Фамилия антонианца была Ролишон; он любил музыку, знал ее и пел в маленьких концертах, которые устраивал со своими приятелями. Это было вполне невинное и пристойное развлечение; но, вероятно, его интерес к музыке переходил порой в неудержимую страсть, которую ему приходилось отчасти скрывать. Он проводил меня в маленькую комнату, где я нашел много переписанных им нот. Он дал мне другие ноты для переписки, в частности кантату, которую я пел и которую он сам должен был петь через несколько дней. Я провел у него три или четыре дня, посвящая переписке все время, кроме того, которое посвящал еде; в жизни своей я не был так голоден и никогда меня так вкусно не кормили. Он сам приносил мне еду, и надо думать, что кухня антонианцев была действительно хороша, если их обычный стол был такой же, какой получал я. Никогда еще не ел я с таким удовольствием, и при этом надо сознаться, что даровые харчи пришлись весьма кстати, так как я стал сух, как палка. Я работал почти с такой же охотой, как ел, – а это немало. Правда, качество моей работы не всегда соответствовало моему усердию. Через несколько дней Ролишон, встретив меня на улице, сказал мне, что переписанные мною партии совершенно непригодны для исполнения: так много оказалось в них пропусков, повторений и перестановок. Надо сознаться, что на этот раз я избрал ремесло, к которому был наименее способен. Не то чтобы мое нотное письмо было некрасиво или чтобы я переписывал недостаточно четко, – но, наскучив продолжительной работой, я становлюсь таким рассеянным, что трачу больше времени на подчистки, чем на самую переписку, и если не сверю партитуру с подлинником и не выправлю ее с величайшим вниманием, исполнение неизбежно будет сорвано. Поэтому, желая сделать хорошо, я делал плохо и, стремясь выполнить работу быстро, выполнял ее как попало. Несмотря на это, Ролишон до самого конца хорошо относился ко мне и еще дал мне на прощанье экю, которого я вовсе не заслужил, но который помог мне окончательно стать на ноги. Через несколько дней я получил весть от маменьки, находившейся в Шамбери, и деньги, чтобы приехать к ней, что я сделал с восторгом. С тех пор мои средства часто бывали весьма ограниченны, но мне уже больше не приходилось голодать. Я отмечаю это время, и сердце мое полно благодарности провидению за его заботу обо мне. Последний раз в жизни пришлось мне тогда изведать нищету и голод.

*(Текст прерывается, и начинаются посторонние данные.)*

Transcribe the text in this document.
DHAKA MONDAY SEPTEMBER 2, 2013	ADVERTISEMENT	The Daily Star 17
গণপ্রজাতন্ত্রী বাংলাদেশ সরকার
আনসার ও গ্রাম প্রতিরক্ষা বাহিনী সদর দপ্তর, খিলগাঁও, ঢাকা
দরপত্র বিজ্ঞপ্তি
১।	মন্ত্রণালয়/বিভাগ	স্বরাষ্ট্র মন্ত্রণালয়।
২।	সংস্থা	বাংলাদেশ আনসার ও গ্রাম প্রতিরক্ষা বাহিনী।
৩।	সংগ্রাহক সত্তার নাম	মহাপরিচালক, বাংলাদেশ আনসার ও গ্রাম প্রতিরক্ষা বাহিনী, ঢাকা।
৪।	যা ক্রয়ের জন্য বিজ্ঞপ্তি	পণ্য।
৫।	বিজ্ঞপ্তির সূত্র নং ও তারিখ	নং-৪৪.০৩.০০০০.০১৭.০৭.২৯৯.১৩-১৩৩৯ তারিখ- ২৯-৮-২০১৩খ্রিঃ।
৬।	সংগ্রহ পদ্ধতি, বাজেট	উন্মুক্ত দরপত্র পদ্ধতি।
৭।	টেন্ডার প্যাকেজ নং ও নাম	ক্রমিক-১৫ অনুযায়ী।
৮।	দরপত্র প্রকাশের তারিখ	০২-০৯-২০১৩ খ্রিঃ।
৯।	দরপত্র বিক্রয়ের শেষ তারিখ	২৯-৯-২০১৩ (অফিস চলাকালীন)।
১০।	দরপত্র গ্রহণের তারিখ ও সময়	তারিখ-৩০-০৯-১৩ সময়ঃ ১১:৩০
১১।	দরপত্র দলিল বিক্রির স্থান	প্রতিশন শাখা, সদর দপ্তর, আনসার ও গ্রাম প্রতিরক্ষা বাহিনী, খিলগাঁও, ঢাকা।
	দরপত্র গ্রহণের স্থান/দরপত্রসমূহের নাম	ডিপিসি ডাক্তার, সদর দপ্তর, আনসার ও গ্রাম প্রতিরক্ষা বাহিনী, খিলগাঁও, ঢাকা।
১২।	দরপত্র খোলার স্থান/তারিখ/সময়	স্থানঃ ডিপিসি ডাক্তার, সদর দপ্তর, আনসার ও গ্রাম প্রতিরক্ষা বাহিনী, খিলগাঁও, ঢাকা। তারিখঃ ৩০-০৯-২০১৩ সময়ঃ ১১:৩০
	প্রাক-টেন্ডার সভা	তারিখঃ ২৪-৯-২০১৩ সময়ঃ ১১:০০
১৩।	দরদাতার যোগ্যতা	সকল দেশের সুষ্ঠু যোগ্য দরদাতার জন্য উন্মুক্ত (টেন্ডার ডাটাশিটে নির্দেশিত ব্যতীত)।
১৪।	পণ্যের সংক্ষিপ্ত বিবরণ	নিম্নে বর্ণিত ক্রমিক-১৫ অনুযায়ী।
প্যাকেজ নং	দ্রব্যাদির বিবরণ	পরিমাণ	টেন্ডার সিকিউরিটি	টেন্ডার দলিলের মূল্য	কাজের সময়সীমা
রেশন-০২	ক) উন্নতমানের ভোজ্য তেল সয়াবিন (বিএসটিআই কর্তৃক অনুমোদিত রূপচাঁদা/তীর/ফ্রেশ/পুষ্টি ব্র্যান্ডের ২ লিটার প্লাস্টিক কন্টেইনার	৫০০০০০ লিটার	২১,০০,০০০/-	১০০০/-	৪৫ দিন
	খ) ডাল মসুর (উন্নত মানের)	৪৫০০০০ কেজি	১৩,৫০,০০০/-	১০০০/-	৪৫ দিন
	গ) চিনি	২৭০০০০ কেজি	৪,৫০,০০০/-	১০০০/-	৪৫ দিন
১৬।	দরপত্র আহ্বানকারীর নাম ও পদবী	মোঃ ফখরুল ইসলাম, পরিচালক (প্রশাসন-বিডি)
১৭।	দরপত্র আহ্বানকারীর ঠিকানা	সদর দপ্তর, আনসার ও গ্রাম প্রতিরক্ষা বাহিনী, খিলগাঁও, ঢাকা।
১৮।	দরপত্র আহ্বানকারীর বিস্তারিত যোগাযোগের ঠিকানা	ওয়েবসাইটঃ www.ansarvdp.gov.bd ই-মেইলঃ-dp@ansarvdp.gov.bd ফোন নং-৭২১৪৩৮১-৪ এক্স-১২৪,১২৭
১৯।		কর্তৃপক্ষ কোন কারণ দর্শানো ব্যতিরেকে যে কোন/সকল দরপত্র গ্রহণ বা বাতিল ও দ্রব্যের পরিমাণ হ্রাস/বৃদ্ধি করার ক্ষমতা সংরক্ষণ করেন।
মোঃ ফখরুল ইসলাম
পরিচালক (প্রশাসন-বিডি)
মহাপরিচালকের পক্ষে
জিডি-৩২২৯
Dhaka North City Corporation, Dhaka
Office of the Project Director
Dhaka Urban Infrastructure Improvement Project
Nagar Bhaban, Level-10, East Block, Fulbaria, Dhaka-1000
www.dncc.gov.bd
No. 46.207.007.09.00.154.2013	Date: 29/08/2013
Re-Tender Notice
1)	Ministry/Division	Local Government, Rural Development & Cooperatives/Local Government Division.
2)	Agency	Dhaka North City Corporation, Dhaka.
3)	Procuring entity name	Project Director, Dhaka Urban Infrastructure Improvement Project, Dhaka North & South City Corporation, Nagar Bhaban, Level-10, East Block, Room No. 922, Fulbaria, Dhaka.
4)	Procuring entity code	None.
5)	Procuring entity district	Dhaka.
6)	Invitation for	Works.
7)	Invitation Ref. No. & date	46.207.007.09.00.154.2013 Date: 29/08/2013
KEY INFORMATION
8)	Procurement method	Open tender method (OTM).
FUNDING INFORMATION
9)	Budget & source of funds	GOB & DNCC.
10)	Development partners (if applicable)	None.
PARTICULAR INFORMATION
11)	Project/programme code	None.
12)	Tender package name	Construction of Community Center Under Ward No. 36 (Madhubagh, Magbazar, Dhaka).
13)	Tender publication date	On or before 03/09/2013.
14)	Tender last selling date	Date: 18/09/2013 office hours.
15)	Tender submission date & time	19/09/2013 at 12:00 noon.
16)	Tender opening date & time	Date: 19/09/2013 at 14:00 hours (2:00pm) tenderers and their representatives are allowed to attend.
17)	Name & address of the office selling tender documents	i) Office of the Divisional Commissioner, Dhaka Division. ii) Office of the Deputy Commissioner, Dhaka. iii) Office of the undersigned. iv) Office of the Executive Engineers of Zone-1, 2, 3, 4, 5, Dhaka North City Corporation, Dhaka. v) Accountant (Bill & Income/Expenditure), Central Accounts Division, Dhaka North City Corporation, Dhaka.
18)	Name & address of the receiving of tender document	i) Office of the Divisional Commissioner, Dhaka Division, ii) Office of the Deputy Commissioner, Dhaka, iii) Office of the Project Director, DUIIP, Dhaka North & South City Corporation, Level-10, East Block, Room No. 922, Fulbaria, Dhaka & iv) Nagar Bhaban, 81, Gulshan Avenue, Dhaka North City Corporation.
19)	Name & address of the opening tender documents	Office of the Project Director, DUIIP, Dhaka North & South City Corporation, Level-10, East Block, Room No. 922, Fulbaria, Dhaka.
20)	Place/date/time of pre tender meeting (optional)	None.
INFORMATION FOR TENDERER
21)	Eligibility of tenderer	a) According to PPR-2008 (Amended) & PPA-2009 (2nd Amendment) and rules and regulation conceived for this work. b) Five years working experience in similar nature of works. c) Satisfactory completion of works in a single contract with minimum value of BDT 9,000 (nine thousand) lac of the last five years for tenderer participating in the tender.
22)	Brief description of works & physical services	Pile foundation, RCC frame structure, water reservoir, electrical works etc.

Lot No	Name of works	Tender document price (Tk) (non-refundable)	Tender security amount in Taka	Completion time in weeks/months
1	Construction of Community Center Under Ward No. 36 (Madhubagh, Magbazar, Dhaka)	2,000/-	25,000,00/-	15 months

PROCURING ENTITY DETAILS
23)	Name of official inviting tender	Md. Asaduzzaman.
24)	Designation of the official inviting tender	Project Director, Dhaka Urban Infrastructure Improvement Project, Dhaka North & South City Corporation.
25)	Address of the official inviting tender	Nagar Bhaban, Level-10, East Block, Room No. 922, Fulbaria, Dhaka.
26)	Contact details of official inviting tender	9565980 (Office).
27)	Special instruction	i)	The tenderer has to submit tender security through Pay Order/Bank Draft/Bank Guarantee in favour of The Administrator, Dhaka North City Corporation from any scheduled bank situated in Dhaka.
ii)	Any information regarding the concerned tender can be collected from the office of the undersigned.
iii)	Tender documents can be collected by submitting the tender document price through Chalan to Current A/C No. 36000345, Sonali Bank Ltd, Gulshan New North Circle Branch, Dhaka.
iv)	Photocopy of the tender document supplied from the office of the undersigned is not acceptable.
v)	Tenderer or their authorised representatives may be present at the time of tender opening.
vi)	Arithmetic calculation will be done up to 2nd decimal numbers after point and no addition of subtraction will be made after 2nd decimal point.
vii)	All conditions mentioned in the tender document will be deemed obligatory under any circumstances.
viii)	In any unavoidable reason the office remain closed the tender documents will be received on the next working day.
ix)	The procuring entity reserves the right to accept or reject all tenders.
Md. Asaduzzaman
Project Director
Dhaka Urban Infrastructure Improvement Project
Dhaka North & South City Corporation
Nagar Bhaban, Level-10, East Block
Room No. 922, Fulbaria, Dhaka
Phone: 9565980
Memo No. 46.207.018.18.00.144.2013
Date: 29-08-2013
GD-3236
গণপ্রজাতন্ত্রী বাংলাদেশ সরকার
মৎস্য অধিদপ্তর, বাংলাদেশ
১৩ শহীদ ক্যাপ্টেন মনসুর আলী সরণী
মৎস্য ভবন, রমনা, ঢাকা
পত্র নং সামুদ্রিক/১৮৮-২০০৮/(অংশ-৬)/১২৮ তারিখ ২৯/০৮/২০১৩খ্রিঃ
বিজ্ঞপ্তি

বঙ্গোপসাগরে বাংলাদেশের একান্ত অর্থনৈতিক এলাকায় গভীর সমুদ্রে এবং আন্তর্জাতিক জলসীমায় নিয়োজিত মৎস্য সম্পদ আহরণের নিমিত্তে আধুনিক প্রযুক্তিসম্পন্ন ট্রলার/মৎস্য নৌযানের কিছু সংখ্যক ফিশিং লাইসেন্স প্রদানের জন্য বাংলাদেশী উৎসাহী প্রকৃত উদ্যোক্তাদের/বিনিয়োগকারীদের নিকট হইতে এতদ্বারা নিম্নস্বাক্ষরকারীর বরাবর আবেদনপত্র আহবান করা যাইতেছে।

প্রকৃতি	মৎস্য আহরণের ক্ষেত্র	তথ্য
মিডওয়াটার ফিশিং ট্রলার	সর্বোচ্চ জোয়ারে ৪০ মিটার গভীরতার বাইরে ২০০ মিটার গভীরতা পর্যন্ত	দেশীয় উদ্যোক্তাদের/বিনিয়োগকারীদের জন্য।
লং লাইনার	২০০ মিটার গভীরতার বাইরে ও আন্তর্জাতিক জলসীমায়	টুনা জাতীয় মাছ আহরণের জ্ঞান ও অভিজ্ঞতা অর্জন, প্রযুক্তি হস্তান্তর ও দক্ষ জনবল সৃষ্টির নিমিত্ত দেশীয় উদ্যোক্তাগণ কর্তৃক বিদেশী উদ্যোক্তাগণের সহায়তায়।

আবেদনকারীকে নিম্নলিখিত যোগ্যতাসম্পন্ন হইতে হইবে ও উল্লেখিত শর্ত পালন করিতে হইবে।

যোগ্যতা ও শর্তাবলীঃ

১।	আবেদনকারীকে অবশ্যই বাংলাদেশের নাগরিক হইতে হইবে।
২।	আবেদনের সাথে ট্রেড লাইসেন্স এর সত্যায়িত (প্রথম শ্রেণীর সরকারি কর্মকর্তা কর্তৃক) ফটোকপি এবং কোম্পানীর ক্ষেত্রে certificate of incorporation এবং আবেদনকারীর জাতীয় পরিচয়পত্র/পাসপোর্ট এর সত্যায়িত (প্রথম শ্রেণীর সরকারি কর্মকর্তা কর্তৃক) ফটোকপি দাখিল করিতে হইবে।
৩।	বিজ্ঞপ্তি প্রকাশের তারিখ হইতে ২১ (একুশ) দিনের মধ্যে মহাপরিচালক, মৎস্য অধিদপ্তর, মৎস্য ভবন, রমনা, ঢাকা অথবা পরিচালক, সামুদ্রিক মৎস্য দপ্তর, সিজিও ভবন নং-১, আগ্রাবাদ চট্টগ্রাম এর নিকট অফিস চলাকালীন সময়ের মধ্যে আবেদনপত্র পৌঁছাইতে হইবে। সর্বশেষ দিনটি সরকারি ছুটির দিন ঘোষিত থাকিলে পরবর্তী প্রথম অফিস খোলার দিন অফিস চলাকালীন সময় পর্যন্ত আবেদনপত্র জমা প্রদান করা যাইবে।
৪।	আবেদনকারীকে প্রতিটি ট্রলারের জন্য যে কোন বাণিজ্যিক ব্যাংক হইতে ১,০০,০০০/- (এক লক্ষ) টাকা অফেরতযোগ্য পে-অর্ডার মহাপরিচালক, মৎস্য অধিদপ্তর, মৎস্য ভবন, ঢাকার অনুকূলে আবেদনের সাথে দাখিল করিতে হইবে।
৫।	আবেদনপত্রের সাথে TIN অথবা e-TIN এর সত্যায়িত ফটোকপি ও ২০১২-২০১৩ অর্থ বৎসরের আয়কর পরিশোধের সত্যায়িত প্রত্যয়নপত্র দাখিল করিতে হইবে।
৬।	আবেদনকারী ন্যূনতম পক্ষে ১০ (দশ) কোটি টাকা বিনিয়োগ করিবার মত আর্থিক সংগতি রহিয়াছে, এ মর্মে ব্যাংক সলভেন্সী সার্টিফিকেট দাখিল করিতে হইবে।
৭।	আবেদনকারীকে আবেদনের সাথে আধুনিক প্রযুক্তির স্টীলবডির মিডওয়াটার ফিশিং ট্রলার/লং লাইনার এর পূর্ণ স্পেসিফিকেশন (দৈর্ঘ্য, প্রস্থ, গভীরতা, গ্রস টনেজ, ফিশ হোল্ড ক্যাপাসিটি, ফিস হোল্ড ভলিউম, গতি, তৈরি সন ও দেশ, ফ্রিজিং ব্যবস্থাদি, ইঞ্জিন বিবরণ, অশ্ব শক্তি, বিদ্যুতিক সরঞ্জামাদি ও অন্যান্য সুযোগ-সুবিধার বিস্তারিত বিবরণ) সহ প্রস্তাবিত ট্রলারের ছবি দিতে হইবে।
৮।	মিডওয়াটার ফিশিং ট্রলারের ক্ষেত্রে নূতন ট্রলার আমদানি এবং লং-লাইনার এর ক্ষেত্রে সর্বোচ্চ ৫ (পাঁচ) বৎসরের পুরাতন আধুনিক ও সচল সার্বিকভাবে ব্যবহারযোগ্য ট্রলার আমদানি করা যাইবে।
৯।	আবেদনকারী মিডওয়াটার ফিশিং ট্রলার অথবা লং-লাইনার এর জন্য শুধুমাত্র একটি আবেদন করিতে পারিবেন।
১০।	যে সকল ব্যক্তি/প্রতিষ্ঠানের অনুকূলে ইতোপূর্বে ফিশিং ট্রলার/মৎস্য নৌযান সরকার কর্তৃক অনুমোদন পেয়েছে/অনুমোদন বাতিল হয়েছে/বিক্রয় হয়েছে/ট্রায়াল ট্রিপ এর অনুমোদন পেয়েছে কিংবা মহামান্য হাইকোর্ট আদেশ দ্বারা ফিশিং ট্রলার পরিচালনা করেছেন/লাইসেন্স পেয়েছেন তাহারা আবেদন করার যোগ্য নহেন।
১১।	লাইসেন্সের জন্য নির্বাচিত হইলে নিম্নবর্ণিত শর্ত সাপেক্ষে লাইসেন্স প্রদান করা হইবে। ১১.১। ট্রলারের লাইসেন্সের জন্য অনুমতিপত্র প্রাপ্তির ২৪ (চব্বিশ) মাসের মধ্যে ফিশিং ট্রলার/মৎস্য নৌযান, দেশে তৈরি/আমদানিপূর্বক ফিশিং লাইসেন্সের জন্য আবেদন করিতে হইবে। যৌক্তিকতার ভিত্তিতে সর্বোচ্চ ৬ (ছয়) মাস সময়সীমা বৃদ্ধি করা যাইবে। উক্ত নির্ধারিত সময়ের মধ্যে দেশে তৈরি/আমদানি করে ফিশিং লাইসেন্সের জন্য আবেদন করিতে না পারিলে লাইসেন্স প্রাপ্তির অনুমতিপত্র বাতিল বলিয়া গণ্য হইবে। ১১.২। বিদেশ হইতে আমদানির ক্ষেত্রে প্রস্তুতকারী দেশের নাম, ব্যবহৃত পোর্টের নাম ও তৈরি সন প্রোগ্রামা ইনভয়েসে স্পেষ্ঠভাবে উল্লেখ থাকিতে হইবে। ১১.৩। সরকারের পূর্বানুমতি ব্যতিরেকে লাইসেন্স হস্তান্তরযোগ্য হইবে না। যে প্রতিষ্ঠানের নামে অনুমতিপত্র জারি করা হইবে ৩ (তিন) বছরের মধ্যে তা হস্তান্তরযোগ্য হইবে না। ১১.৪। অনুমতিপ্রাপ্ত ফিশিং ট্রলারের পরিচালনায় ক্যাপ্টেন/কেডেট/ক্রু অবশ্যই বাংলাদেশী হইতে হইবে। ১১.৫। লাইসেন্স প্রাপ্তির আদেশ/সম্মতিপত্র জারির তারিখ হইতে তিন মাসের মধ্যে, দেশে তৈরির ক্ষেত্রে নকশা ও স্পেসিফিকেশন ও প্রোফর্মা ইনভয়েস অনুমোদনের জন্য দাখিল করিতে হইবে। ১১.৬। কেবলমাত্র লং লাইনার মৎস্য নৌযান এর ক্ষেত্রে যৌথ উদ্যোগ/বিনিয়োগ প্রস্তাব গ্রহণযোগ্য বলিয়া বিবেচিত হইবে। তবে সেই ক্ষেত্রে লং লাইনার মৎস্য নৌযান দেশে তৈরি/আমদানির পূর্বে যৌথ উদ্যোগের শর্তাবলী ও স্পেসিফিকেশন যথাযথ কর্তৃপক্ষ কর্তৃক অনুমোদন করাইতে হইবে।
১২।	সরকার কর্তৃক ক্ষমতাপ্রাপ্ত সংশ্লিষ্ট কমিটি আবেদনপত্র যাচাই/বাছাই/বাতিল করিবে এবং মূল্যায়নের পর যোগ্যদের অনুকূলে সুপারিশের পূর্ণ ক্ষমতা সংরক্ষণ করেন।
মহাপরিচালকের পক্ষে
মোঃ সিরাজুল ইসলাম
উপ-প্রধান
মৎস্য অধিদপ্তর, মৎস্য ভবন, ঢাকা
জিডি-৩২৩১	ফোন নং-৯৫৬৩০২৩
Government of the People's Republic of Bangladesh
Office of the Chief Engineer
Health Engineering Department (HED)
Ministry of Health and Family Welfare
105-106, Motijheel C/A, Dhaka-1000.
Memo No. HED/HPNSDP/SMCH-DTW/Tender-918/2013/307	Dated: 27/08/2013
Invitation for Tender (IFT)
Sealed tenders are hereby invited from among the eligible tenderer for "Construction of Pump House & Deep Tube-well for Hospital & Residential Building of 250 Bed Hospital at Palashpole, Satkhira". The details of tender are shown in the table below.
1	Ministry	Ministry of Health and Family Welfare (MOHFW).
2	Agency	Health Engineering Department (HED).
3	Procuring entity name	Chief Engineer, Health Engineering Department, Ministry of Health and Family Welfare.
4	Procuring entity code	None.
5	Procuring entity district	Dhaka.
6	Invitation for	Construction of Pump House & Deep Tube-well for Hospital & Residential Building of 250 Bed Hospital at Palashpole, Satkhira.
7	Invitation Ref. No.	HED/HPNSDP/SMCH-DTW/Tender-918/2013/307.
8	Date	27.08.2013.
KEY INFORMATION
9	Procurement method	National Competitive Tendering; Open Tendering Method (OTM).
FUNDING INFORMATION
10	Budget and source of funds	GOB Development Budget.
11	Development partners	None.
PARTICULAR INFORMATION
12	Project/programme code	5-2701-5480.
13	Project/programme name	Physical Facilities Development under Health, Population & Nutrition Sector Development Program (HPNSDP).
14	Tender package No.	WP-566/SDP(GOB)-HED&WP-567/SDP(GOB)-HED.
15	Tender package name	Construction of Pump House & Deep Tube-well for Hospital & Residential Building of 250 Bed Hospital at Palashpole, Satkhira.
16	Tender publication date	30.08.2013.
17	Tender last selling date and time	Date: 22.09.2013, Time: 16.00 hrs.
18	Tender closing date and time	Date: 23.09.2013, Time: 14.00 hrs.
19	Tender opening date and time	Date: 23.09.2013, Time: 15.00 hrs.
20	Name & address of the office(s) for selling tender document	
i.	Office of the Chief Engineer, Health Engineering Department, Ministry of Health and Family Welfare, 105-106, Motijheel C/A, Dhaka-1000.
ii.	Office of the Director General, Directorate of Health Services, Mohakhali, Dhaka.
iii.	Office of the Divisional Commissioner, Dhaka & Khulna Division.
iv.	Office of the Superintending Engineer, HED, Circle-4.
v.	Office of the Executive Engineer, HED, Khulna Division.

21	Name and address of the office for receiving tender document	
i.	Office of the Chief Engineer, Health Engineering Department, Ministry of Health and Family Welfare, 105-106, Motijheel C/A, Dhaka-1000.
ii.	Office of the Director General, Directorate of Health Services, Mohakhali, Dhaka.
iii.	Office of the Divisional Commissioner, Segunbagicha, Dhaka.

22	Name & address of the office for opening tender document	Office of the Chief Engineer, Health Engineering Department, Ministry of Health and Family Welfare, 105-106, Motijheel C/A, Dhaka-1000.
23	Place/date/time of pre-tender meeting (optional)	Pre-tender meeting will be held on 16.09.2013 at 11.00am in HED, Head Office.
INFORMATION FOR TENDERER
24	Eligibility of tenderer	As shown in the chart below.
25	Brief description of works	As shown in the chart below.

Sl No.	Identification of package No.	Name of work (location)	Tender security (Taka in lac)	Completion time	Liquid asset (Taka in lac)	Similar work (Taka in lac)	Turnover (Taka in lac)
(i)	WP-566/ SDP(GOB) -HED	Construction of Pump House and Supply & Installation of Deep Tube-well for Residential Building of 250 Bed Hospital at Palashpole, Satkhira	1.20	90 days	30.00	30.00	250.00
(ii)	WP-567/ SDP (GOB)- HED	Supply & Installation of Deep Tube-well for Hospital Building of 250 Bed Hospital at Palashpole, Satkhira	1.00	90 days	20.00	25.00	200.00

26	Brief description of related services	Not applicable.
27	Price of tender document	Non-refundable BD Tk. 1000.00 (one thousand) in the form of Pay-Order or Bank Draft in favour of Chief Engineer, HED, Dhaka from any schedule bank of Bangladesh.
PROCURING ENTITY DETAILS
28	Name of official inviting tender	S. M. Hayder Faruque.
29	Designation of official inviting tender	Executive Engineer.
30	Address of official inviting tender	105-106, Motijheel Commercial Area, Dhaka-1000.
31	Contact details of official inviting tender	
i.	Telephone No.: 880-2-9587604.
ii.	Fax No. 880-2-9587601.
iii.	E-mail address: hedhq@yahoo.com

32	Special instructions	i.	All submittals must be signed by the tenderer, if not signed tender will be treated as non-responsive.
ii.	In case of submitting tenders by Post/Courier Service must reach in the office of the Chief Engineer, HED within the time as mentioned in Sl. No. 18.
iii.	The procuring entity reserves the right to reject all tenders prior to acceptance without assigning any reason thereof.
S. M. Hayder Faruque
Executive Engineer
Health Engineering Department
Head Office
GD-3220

Я пробыл в Лионе еще неделю, дожидаясь покупок, которые по поручению маменьки делала м-ль дю Шатле, и посещал ее в течение этого времени гораздо чаще, чем прежде. Мне доставляло удовольствие беседовать с ней о ее подруге, особенно теперь, когда меня не отвлекали от этого мучительные мысли о моем положении, заставлявшие меня умалчивать о нем. М-ль дю Шатле нельзя было назвать молодой или красивой, но она не лишена была некоторой привлекательности; она была доброжелательна, проста, а ум ее придавал этой простоте особенную ценность. У нее была склонность наблюдать характеры и нравы, что помогает изучать людей, и в первую очередь именно от нее я и научился тому же. Она любила романы Лесажа, в особенности «Жиль-Блаза». Она рассказывала мне о нем и одолжила мне эту книгу; я прочел ее с удовольствием; но я еще не созрел для такого чтения, – мне нужны были романы с пылкими чувствами. Таким образом, я проводил время у камелька м-ль дю Шатле, соединяя приятное с полезным; не подлежит сомнению, что интересная и разумная беседа с достойной женщиной скорее дает молодому человеку должное направление, чем педантичная философия, изложенная в книгах. В Шазотте я познакомился еще с другими пансионерками и их подругами, между прочим с одной молодой особой лет четырнадцати, некоей м-ль Сэрр. В то время я не обратил на нее особенного внимания, но лет через восемь или девять страстно в нее влюбился, что вполне понятно, так как это была очаровательная девушка.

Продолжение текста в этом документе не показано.